Jai passé la moitié de ma vie à vivre seul. Non, jétais marié, mais ma femme ma quitté un an après le mariage. Cest alors que je venais daccueillir notre petite fille. Au final, Pierre ma laissé, avec ma fille, un appartement de trois pièces à Paris. Au moins, il a agi avec conscience. Je navais aucune intention de me remarier. Et moi non plus, je nétais pas fait pour cela. Ma fille, Capucine, grandissait. Il fallait la mettre sur le droit chemin. En somme, les soucis sempilaient à nen plus finir.
Je sais que je me donnais à fond, mais Capucine manquait toujours du soutien dun parent. Ce poids que je ne pouvais plus porter à ses côtés. Avec le temps, elle a commencé à sattacher excessivement à tous les garçons avec qui elle sortait ou se liait. Tout le monde naimait pas cette intrusion. Je me suis souvent retrouvé à calmer ma fille et à panser son cœur brisé. Mais Dieu est bon, et un jour Capucine a rencontré son futur mari.

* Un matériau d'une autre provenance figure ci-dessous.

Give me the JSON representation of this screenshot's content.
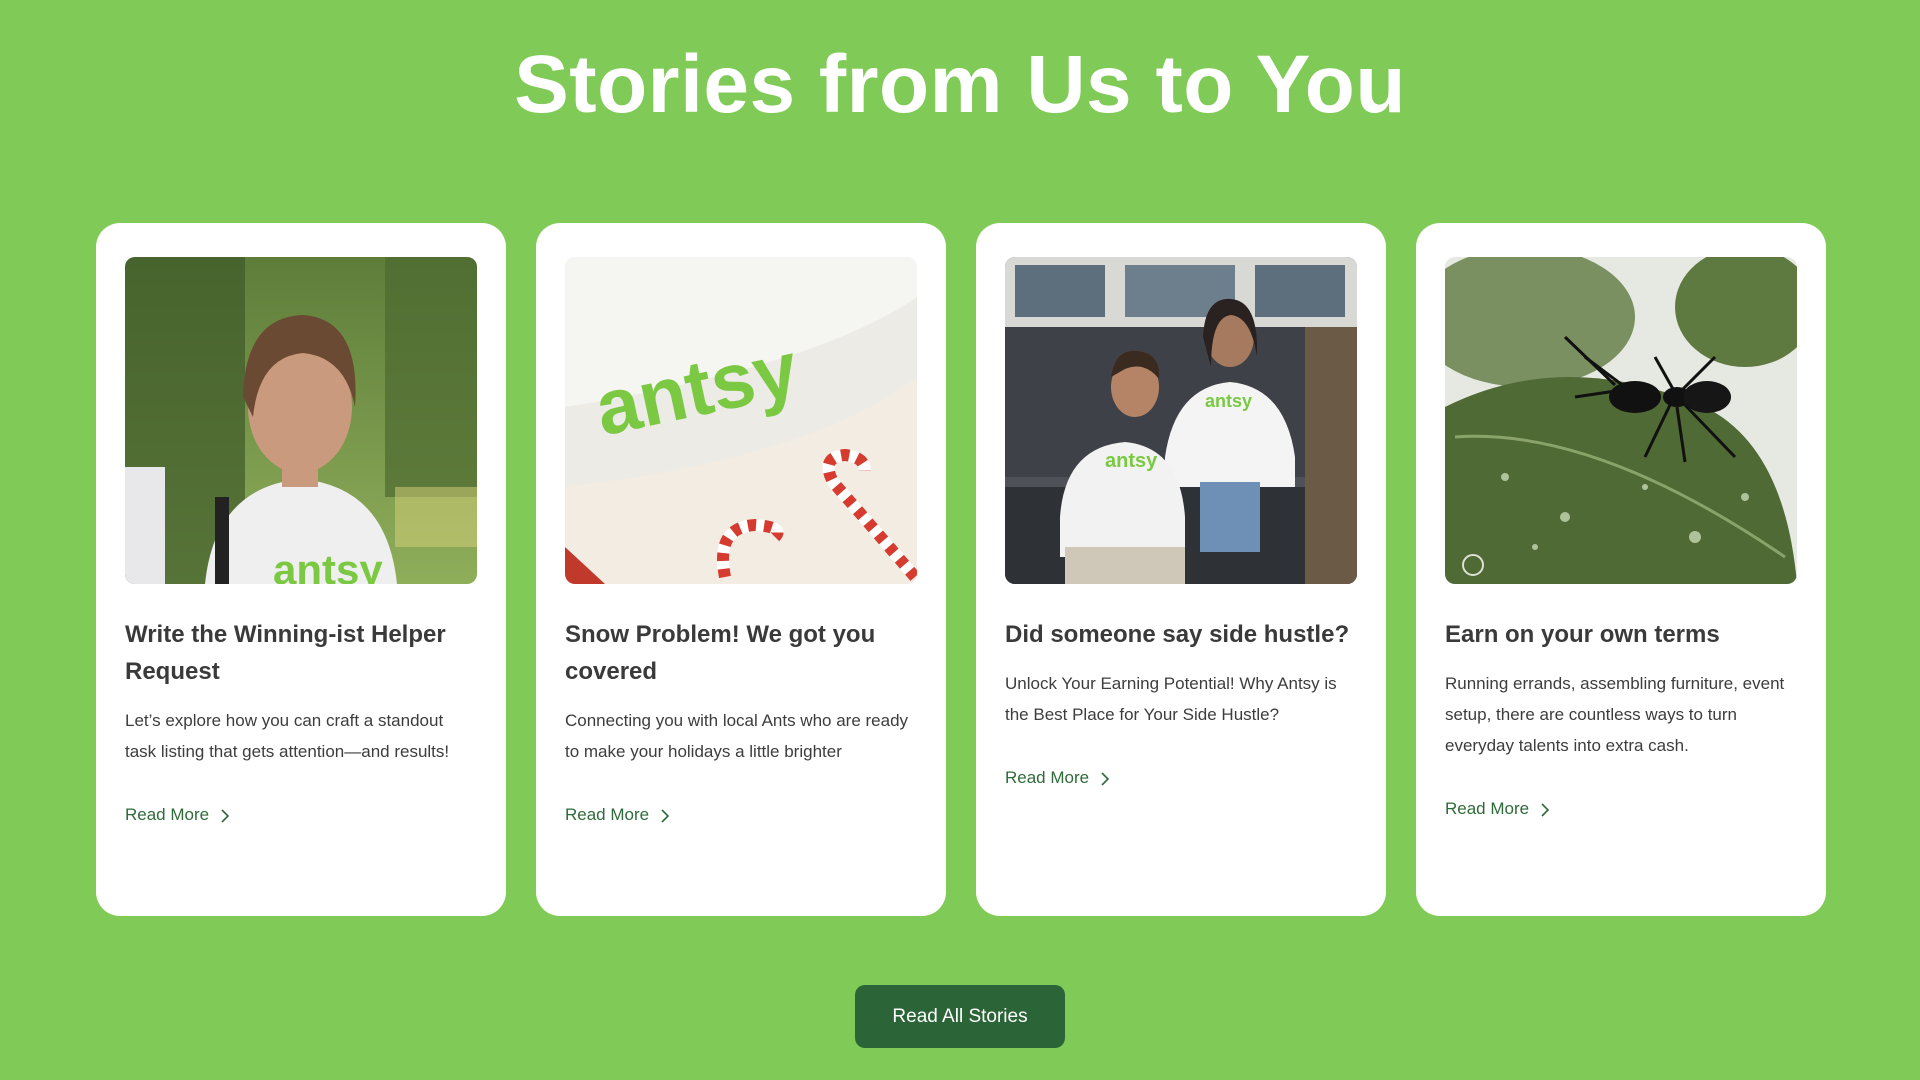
{
  "page": {
    "title": "Stories from Us to You"
  },
  "cards": [
    {
      "title": "Write the Winning-ist Helper Request",
      "description": "Let’s explore how you can craft a standout task listing that gets attention—and results!",
      "read_more": "Read More",
      "image": {
        "shirt_text": "antsy"
      }
    },
    {
      "title": "Snow Problem! We got you covered",
      "description": "Connecting you with local Ants who are ready to make your holidays a little brighter",
      "read_more": "Read More",
      "image": {
        "beanie_text": "antsy"
      }
    },
    {
      "title": "Did someone say side hustle?",
      "description": "Unlock Your Earning Potential! Why Antsy is the Best Place for Your Side Hustle?",
      "read_more": "Read More",
      "image": {
        "shirt_text_left": "antsy",
        "shirt_text_right": "antsy"
      }
    },
    {
      "title": "Earn on your own terms",
      "description": "Running errands, assembling furniture, event setup, there are countless ways to turn everyday talents into extra cash.",
      "read_more": "Read More",
      "image": {}
    }
  ],
  "cta": {
    "label": "Read All Stories"
  },
  "colors": {
    "background": "#80ca57",
    "card": "#ffffff",
    "button": "#2b6436",
    "link": "#2f6b3a",
    "brand_green": "#7bc943"
  }
}
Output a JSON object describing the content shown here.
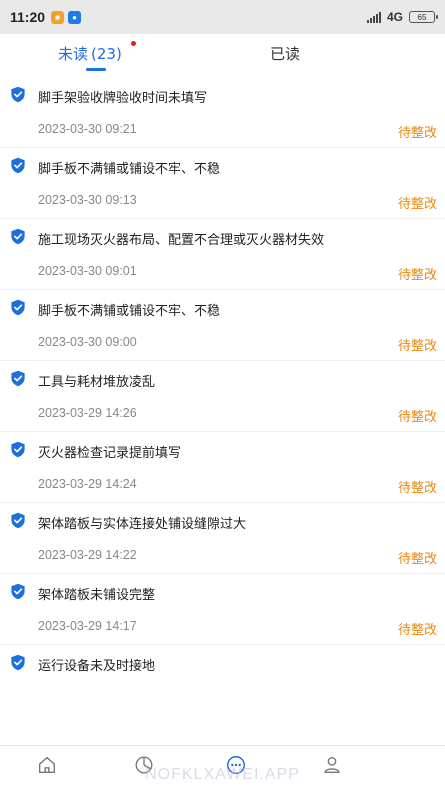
{
  "status_bar": {
    "time": "11:20",
    "network": "4G",
    "battery": "65"
  },
  "tabs": {
    "unread_label": "未读",
    "unread_count": "(23)",
    "read_label": "已读"
  },
  "notifications": [
    {
      "title": "脚手架验收牌验收时间未填写",
      "time": "2023-03-30 09:21",
      "status": "待整改"
    },
    {
      "title": "脚手板不满铺或铺设不牢、不稳",
      "time": "2023-03-30 09:13",
      "status": "待整改"
    },
    {
      "title": "施工现场灭火器布局、配置不合理或灭火器材失效",
      "time": "2023-03-30 09:01",
      "status": "待整改"
    },
    {
      "title": "脚手板不满铺或铺设不牢、不稳",
      "time": "2023-03-30 09:00",
      "status": "待整改"
    },
    {
      "title": "工具与耗材堆放凌乱",
      "time": "2023-03-29 14:26",
      "status": "待整改"
    },
    {
      "title": "灭火器检查记录提前填写",
      "time": "2023-03-29 14:24",
      "status": "待整改"
    },
    {
      "title": "架体踏板与实体连接处铺设缝隙过大",
      "time": "2023-03-29 14:22",
      "status": "待整改"
    },
    {
      "title": "架体踏板未铺设完整",
      "time": "2023-03-29 14:17",
      "status": "待整改"
    },
    {
      "title": "运行设备未及时接地",
      "time": "",
      "status": ""
    }
  ],
  "bottom_nav": {
    "icons": [
      "home-icon",
      "stats-icon",
      "message-icon",
      "user-icon"
    ]
  },
  "watermark": "NOFKLXAWEI.APP",
  "colors": {
    "accent": "#1d6fe0",
    "status_pending": "#e88a16",
    "badge_dot": "#e02020"
  }
}
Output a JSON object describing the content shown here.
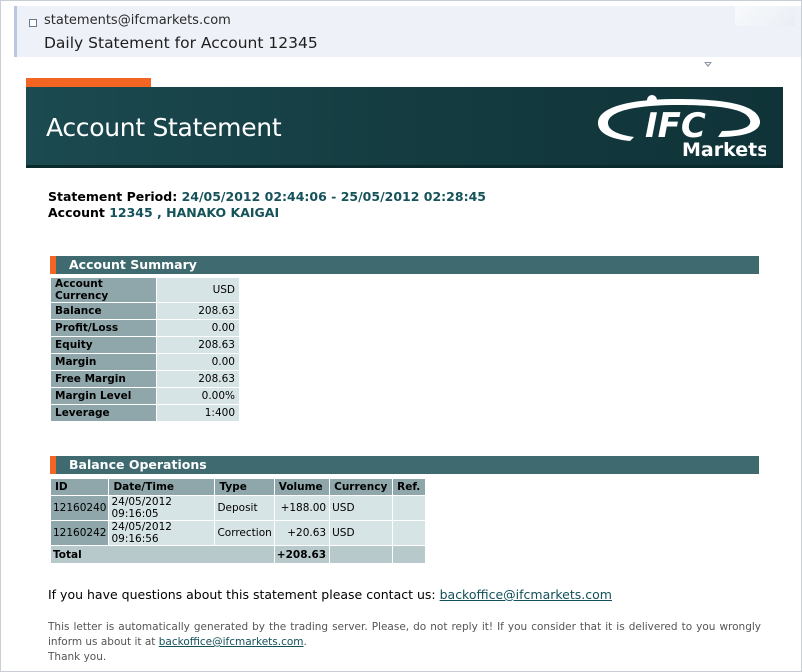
{
  "mail": {
    "sender": "statements@ifcmarkets.com",
    "subject": "Daily Statement for Account 12345"
  },
  "banner": {
    "title": "Account Statement",
    "logo_text": "IFC",
    "logo_sub": "Markets"
  },
  "statement": {
    "period_label": "Statement Period:",
    "period_value": "24/05/2012 02:44:06 - 25/05/2012 02:28:45",
    "account_label": "Account",
    "account_value": "12345 , HANAKO KAIGAI"
  },
  "summary": {
    "title": "Account Summary",
    "rows": [
      {
        "label": "Account Currency",
        "value": "USD"
      },
      {
        "label": "Balance",
        "value": "208.63"
      },
      {
        "label": "Profit/Loss",
        "value": "0.00"
      },
      {
        "label": "Equity",
        "value": "208.63"
      },
      {
        "label": "Margin",
        "value": "0.00"
      },
      {
        "label": "Free Margin",
        "value": "208.63"
      },
      {
        "label": "Margin Level",
        "value": "0.00%"
      },
      {
        "label": "Leverage",
        "value": "1:400"
      }
    ]
  },
  "operations": {
    "title": "Balance Operations",
    "headers": [
      "ID",
      "Date/Time",
      "Type",
      "Volume",
      "Currency",
      "Ref."
    ],
    "rows": [
      {
        "id": "12160240",
        "datetime": "24/05/2012 09:16:05",
        "type": "Deposit",
        "volume": "+188.00",
        "currency": "USD",
        "ref": ""
      },
      {
        "id": "12160242",
        "datetime": "24/05/2012 09:16:56",
        "type": "Correction",
        "volume": "+20.63",
        "currency": "USD",
        "ref": ""
      }
    ],
    "total_label": "Total",
    "total_value": "+208.63"
  },
  "footer": {
    "contact_text": "If you have questions about this statement please contact us: ",
    "contact_email": "backoffice@ifcmarkets.com",
    "note_text": "This letter is automatically generated by the trading server. Please, do not reply it! If you consider that it is delivered to you wrongly inform us about it at ",
    "note_email": "backoffice@ifcmarkets.com",
    "note_end": ".",
    "thanks": "Thank you."
  },
  "colors": {
    "banner": "#143c41",
    "accent": "#f26522",
    "section_bar": "#3e6a70",
    "label_cell": "#8fa7aa",
    "value_cell": "#d7e4e6"
  }
}
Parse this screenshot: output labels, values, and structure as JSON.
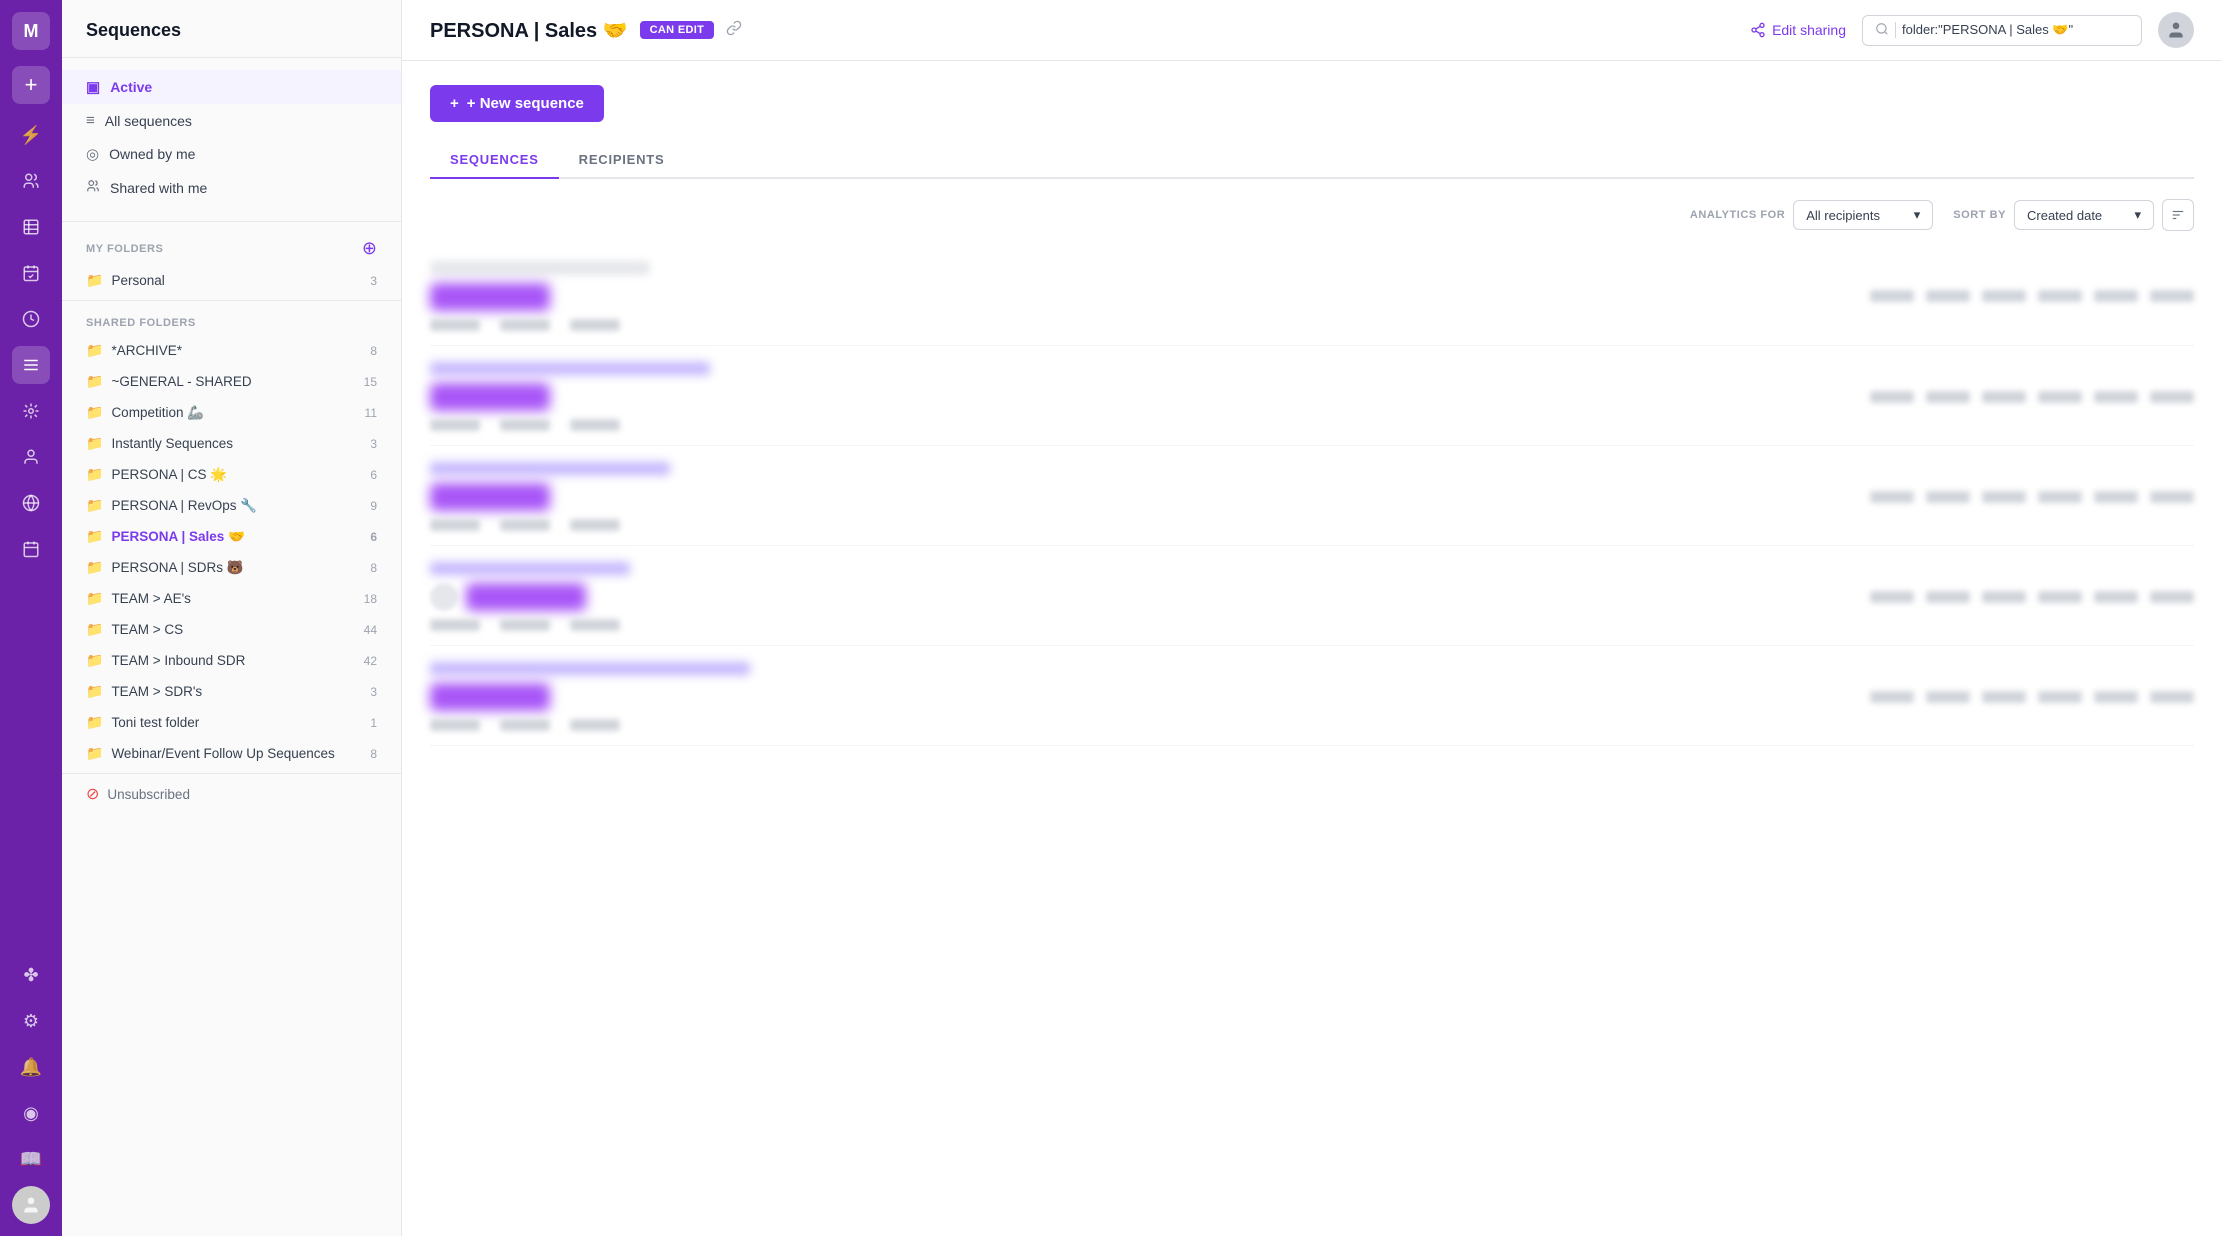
{
  "app": {
    "logo": "M",
    "title": "Sequences"
  },
  "rail": {
    "icons": [
      {
        "name": "add-icon",
        "symbol": "+",
        "active": false
      },
      {
        "name": "lightning-icon",
        "symbol": "⚡",
        "active": false
      },
      {
        "name": "people-icon",
        "symbol": "⑂",
        "active": false
      },
      {
        "name": "chart-icon",
        "symbol": "▤",
        "active": false
      },
      {
        "name": "tasks-icon",
        "symbol": "☑",
        "active": false
      },
      {
        "name": "clock-icon",
        "symbol": "◷",
        "active": false
      },
      {
        "name": "sequences-icon",
        "symbol": "≡",
        "active": true
      },
      {
        "name": "connections-icon",
        "symbol": "⊙",
        "active": false
      },
      {
        "name": "contacts-icon",
        "symbol": "👤",
        "active": false
      },
      {
        "name": "globe-icon",
        "symbol": "⊕",
        "active": false
      },
      {
        "name": "calendar-icon",
        "symbol": "▦",
        "active": false
      }
    ],
    "bottom_icons": [
      {
        "name": "automation-icon",
        "symbol": "✤"
      },
      {
        "name": "settings-icon",
        "symbol": "⚙"
      },
      {
        "name": "bell-icon",
        "symbol": "🔔"
      },
      {
        "name": "circle-icon",
        "symbol": "◉"
      },
      {
        "name": "book-icon",
        "symbol": "📖"
      }
    ]
  },
  "sidebar": {
    "title": "Sequences",
    "nav_items": [
      {
        "name": "active",
        "label": "Active",
        "icon": "▣",
        "active": true
      },
      {
        "name": "all-sequences",
        "label": "All sequences",
        "icon": "≡"
      },
      {
        "name": "owned-by-me",
        "label": "Owned by me",
        "icon": "◎"
      },
      {
        "name": "shared-with-me",
        "label": "Shared with me",
        "icon": "⑂"
      }
    ],
    "my_folders": {
      "label": "MY FOLDERS",
      "items": [
        {
          "name": "personal",
          "label": "Personal",
          "count": "3"
        }
      ]
    },
    "shared_folders": {
      "label": "SHARED FOLDERS",
      "items": [
        {
          "name": "archive",
          "label": "*ARCHIVE*",
          "count": "8"
        },
        {
          "name": "general-shared",
          "label": "~GENERAL - SHARED",
          "count": "15"
        },
        {
          "name": "competition",
          "label": "Competition 🦾",
          "count": "11"
        },
        {
          "name": "instantly-sequences",
          "label": "Instantly Sequences",
          "count": "3"
        },
        {
          "name": "persona-cs",
          "label": "PERSONA | CS 🌟",
          "count": "6"
        },
        {
          "name": "persona-revops",
          "label": "PERSONA | RevOps 🔧",
          "count": "9"
        },
        {
          "name": "persona-sales",
          "label": "PERSONA | Sales 🤝",
          "count": "6",
          "active": true
        },
        {
          "name": "persona-sdrs",
          "label": "PERSONA | SDRs 🐻",
          "count": "8"
        },
        {
          "name": "team-aes",
          "label": "TEAM > AE's",
          "count": "18"
        },
        {
          "name": "team-cs",
          "label": "TEAM > CS",
          "count": "44"
        },
        {
          "name": "team-inbound-sdr",
          "label": "TEAM > Inbound SDR",
          "count": "42"
        },
        {
          "name": "team-sdrs",
          "label": "TEAM > SDR's",
          "count": "3"
        },
        {
          "name": "toni-test-folder",
          "label": "Toni test folder",
          "count": "1"
        },
        {
          "name": "webinar-event",
          "label": "Webinar/Event Follow Up Sequences",
          "count": "8"
        }
      ]
    },
    "unsubscribed": "Unsubscribed"
  },
  "topbar": {
    "title": "PERSONA | Sales 🤝",
    "badge": "CAN EDIT",
    "edit_sharing": "Edit sharing",
    "search_value": "folder:\"PERSONA | Sales 🤝\""
  },
  "content": {
    "new_sequence_label": "+ New sequence",
    "tabs": [
      {
        "name": "sequences-tab",
        "label": "SEQUENCES",
        "active": true
      },
      {
        "name": "recipients-tab",
        "label": "RECIPIENTS",
        "active": false
      }
    ],
    "analytics_label": "ANALYTICS FOR",
    "analytics_value": "All recipients",
    "sort_label": "SORT BY",
    "sort_value": "Created date"
  }
}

David était travailleur, aimable et respectueux. Je navais quune seule exigence: que Capucine lépouse. Il me respectait, moi et ma fille. Que demander de plus? Je le considérais comme le gendre idéal. Mais la réalité nest jamais un conte de fées. Six mois après le mariage, David a profondément changé.
Pendant ce temps, je moccupais de ma propre mère, encore vivante. Elle mavait donné la vie tôt, tout comme moi jai donné naissance à Capucine, alors elle a pu voir sa petitepetite. Mais alors, la santé de ma mère a commencé à décliner. La fatigue la mise à genoux, au point que je devais la prendre chez moi et veiller constamment sur elle. Il ny avait nulle part où lenvoyer, alors elle a emménagé avec moi. Cette idée na pas du tout plu à mon gendre.
Je ne sais pas ce qui la tant irrité. Je ne lai jamais forcé à soccuper delle. Au contraire, toutes les responsabilités tombaient sur mes épaules. Ma mère nétait pas non plus une lourde à gérer, elle était raisonnable. Je ne comprends toujours pas ce qui a dérangé David.
Les choses nont fait quempirer. Capucine sest rangée du côté de David. Tous deux mévitaient. Autrefois, nous partagions les repas autour de la même table, aujourdhui, ils se réfugient dans leur chambre. Jai tenté de parler à ma fille, en vain. Elle se tait et ne trouve que des excuses.
Ils ne me rassuraient pas, ni leurs petitsenfants. Ils prétendaient vivre pour eux-mêmes tant quils nétaient pas pressés. Jai dabord insisté, puis jai laissé tomber. Ce sont leurs affaires, ils finiront par se débrouiller. Pourtant, David a commencé à me mettre la pression, comme on le dit. Chez moi, il se comportait comme le maître du logis, sans jamais lever le petit doigt pour réparer ou acheter quoi que ce soit pour lappartement. Au lieu de ça, il disparaît souvent dans les clubs avec ses amis. Je ne comprends pas où est passé ce gendre merveilleux que jai dabord connu.
Il a fini par révéler sa vraie nature.
Chaque semaine, il devenait plus insupportable. Puis, Noël est arrivé et David a refusé de le fêter avec nous, en famille. Il a emmené Capucine dans leur chambre et ils ont célébré séparément, moi et ma mère. À minuit, ma fille est passée pour nous souhaiter, mais son mari na même pas daigné lever le nez.
Le lendemain, il ma déclaré: «Nous allons vendre la maison de votre mère et acheter un appartement à part.» Je nai même pas su comment réagir. Mais ils vivaient déjà chez moi depuis six mois, à mes frais! «Non, je ne pense pas que ce soit juste. Trouvez un logement à vous même. Cest la maison de ma mère, on nen vendra pas. Cest sa propriété, elle sen occupera ellemême,» aije répliqué, outré.
David a été tout aussi choqué. Le même jour, il a empaqueté ses affaires, a pris ma fille et est parti chez ses parents.
Cest triste que ma fille nait même pas protesté, mais cest sa vie. Si elle croit que cest mieux ainsi, quelle vive avec David.
Aije bien agi? Que feriezvous à ma place?